Once more she was at a loss to deliver a convincing answer. “I don’t think so.”
“You probably have without realising it. We’re having a nice little chat here, Sam, but I have to go soon. This lunatic in Howley is writing to me not the cops, and I promised the principal of the college where I work that I’d be back before knocking-off time. But before I go, would you listen to me for a minute?”
“As a courtesy, yes. It doesn’t mean I’ll take on board what you say.”
“Fair enough. Your personnel file is a confidential record, and I don’t have access to it, but Iris Mullins told me, and you just confirmed that you are an excellent detective.

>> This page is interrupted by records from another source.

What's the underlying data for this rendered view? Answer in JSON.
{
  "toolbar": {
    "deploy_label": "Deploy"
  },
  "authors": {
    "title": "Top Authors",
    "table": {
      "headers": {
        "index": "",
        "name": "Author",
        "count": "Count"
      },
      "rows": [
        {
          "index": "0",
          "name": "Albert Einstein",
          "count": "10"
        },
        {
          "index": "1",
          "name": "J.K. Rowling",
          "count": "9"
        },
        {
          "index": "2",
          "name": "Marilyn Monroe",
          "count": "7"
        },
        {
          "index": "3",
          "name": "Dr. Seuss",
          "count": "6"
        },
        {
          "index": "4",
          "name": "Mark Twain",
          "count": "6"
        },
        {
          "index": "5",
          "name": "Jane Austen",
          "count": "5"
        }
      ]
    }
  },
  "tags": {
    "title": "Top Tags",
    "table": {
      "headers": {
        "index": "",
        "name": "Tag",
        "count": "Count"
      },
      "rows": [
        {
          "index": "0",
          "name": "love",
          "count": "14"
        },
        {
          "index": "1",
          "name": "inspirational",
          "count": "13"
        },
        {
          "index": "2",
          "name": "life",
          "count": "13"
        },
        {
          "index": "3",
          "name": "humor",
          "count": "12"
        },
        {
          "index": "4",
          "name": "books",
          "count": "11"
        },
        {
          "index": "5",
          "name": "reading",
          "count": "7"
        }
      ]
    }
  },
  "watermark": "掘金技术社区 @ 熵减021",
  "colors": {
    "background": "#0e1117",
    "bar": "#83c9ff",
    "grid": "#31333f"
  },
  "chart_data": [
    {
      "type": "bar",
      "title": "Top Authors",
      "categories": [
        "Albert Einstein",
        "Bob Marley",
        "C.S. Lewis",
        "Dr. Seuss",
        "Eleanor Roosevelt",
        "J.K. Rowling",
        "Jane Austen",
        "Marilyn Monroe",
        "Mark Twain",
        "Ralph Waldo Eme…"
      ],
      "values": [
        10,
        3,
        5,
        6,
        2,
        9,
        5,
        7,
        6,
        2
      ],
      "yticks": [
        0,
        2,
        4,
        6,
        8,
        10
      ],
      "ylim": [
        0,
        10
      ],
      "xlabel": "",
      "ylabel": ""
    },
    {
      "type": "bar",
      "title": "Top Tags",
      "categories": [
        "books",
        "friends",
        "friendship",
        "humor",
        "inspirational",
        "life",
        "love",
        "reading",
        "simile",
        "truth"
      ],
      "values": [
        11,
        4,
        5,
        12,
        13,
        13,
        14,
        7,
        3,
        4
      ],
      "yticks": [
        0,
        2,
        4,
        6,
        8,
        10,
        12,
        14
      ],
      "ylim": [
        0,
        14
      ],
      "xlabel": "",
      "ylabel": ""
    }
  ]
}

Take that job on the checkout at Sainsbury’s and you’ll feel compelled to search every customer’s bags to make sure they’re not nicking anything. Consider your future carefully. You still have a lot to offer the police, and always remember that if you decide to take the DCI’s post in Landshaven, you still have the option of telling them to shove it at any time. One more thing. If you do decide to go back to work, back to the police, I’m more than happy to hold your hand until you feel confident enough to stand on your own two feet. There are no strings attached to this. I’m not looking for favours with parking tickets and I’m not looking to get your knickers off. The police pay me, and I’m free to progress as I see fit within the constraints of privacy, confidentiality and the professional standards under which I work. All I’m saying, Sam, and you don’t have to agree, is I am there to support you if you need it. On the other hand, if you don’t want me, then talk to Iris. She has plenty of other people on her books who would be willing to help you.”